The bows are made from tough elastic wood stripped of its bark, partially dried and then then shaved down to the required thickness with a stone or knife. The bowstring is made from dried and twisted animal sinews. The arrow is a complex piece of equipment consisting of four parts. Originally the arrow was tipped with stone or bone but triangular iron points are now used. The point is fixed to a short reed collar which is, in turn, connected to the main shaft of the arrow by a small torpedo-shaped piece of wood or bone known as the link. When the arrow strikes an animal, the impact causes the link to split the shaft so that longer portion falls away and the point is left embedded in the animal.

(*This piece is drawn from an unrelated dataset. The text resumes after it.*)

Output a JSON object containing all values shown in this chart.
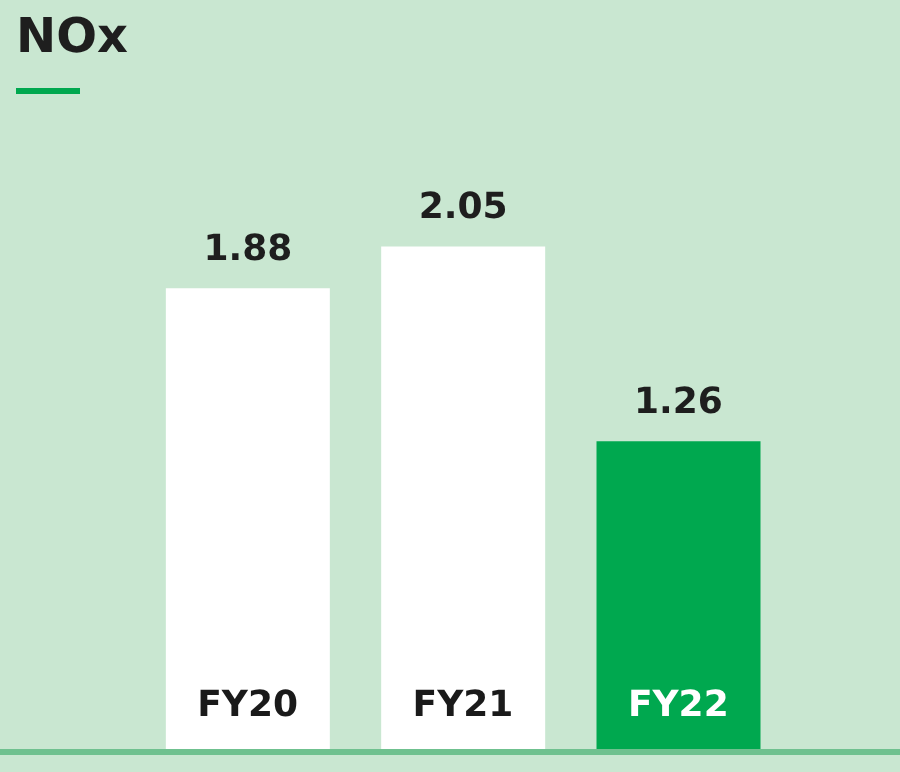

Bushmen arrows are not designed to kill by trauma but to administer a dose of slow-acting poison. A variety of plant and animal poisons are used in different regions but in the Kalahari the one most commonly used is derived from the larva and pupae of beetles of the genus Diamphidia. It is applied either by squeezing the contents of the larva directly onto and behind the arrow head, mixing it with plant sap to act as an adhesive, or by mixing a powder made from the dried larva with plant juices and applying that to the arrow tip. Zoomify to see the poison. The toxin acts only slowly and large animals can survive for 4-5 days before succumbing during which time the Bushmen must track the dying animal. And you thought that visiting the local supermarket was tough going!
The arrows are safely carried in quivers that are normally made from the bark of the root of an acacia or quiver tree. The sides of the quiver are bound in strips of animal skin which shrinks firmly around the quiver as it it dries out.